Actually, the proliferation of Free software licenses is currently quite a problem, bearable only because 80+% of projects use the well known GPL(v2 or v3) and most of the rest use MIT or (2/3)-clause-BSD; corporate licenses account for a small percent of all projects. Now imagine if there were many updates with small but significant differences. (If the differences are not significant, then why bother?)
For many people even the GPLv2 works well enough so not everyone is willing to upgrade. Now imagine if there was a new set of licenses (GPL, LGPL, GFDL, and Affero) every year: a new schism for every ideological detail which is embedded in them. Not nice.
But the main reason for the slow upgrade cadence is the lack of perception of existing problems. With the GPL it has taken many years to update it, and apparently both v2 and v3 work well for their users.
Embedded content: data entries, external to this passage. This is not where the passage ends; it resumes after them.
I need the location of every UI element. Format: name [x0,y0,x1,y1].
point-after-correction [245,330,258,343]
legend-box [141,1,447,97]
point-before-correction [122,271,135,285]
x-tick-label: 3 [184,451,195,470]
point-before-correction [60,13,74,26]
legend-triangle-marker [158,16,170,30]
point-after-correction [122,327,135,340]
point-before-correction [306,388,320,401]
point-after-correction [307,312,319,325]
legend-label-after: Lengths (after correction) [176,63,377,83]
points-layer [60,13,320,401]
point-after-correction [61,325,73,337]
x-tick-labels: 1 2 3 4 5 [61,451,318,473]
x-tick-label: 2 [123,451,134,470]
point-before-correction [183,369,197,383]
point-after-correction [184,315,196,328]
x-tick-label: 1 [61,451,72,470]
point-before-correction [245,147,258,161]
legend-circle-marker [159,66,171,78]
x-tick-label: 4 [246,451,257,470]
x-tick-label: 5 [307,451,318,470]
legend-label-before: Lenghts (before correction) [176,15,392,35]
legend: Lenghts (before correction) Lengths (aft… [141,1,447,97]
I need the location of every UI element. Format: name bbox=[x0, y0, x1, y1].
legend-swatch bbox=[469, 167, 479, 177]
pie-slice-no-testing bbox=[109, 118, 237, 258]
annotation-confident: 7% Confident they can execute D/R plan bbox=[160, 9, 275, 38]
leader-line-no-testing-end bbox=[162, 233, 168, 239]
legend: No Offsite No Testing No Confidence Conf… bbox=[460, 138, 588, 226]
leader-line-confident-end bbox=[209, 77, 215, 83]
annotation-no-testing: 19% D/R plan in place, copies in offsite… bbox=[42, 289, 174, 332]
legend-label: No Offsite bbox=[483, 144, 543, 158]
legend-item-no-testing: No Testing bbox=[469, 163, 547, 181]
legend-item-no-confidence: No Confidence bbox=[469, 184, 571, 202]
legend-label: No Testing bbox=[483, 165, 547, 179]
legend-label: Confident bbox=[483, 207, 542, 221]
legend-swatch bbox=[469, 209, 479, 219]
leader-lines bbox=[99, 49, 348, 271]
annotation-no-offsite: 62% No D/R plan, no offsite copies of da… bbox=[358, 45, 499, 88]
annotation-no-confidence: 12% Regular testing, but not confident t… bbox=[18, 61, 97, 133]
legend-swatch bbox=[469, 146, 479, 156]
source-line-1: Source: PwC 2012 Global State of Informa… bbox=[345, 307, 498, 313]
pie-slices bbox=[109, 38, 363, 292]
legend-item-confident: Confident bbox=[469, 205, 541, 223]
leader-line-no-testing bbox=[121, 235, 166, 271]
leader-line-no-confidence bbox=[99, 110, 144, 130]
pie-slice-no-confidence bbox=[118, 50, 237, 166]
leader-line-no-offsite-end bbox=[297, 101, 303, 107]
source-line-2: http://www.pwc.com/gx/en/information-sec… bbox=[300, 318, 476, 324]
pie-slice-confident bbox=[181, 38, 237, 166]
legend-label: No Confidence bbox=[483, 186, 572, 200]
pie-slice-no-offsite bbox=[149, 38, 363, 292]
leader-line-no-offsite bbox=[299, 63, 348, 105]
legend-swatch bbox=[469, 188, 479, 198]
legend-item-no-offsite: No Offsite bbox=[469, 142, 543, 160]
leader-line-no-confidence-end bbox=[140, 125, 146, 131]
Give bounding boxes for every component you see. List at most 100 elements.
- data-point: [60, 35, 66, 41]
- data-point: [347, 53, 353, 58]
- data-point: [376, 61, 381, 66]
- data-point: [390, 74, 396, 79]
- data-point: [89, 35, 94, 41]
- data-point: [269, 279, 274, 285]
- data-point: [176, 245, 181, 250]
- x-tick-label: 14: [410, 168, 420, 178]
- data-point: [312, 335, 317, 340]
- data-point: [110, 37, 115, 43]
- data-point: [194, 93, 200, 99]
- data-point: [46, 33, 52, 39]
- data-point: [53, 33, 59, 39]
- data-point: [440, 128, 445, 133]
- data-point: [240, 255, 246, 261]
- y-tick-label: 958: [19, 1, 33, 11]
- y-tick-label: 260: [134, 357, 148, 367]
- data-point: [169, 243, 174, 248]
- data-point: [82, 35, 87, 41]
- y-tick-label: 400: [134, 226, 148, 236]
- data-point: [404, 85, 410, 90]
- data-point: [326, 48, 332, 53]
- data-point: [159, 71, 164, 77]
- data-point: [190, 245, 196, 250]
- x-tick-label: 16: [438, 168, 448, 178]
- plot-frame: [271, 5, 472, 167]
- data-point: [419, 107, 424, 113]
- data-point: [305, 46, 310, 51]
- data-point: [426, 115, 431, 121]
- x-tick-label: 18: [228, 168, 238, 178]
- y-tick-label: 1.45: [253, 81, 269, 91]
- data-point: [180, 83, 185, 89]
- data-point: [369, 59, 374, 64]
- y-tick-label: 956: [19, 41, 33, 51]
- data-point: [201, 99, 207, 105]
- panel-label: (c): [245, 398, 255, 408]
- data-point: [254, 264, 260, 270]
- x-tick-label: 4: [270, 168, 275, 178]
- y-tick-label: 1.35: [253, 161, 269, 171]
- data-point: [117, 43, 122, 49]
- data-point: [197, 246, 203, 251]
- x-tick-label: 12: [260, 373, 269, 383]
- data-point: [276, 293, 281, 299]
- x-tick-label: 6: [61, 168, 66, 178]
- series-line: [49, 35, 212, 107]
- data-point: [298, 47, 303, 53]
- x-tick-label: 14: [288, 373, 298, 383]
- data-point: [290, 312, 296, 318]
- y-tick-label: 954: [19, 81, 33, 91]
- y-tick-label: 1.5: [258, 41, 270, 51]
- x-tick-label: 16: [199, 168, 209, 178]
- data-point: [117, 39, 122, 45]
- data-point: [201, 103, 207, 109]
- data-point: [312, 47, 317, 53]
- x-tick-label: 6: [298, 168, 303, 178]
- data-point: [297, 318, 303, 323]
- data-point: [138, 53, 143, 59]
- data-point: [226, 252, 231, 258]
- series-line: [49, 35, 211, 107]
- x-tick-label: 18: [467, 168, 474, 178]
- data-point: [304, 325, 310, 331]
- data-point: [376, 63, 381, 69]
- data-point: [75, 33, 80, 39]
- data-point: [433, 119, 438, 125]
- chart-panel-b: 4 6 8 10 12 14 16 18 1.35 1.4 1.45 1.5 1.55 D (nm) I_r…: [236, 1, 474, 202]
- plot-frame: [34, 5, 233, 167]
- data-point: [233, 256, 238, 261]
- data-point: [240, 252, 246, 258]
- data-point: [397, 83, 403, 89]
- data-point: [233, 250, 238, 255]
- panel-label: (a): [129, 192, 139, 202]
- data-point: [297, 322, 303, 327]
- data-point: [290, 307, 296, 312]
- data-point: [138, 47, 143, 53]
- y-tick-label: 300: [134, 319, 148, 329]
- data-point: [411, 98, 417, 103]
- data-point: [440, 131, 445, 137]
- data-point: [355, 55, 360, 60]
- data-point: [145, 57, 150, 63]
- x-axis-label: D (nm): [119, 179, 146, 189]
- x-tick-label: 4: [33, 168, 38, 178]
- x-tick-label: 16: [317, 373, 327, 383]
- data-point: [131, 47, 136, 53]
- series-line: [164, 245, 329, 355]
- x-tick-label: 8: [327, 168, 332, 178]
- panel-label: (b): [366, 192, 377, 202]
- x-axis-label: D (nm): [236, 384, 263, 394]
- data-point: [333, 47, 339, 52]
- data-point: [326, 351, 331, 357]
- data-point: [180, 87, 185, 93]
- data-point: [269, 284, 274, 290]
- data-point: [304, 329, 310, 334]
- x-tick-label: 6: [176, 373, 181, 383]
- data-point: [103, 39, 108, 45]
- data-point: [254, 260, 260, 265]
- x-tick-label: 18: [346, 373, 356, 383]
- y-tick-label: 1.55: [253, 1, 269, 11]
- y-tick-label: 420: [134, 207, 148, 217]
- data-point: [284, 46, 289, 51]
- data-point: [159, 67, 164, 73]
Why keep updating it?
The real cadence in Free software is not measured by its licenses but by its projects and communities. 8 years ago SourceForge was all the rage when now it's a shade of itself; people used Subversion and git didn't even exist; the most used distro was Mandrake (I believe) and the first Ubuntu version had just been released, while Android (a newcomer in 2004) is now used on hundreds of millions of terminals worldwide.
Meanwhile, in the world of CC licenses they may be updated frequently and are used by more and more people, but there are not many news of interest that I can think of. 8 years ago they were used by some people and now they have many more users. Yawn.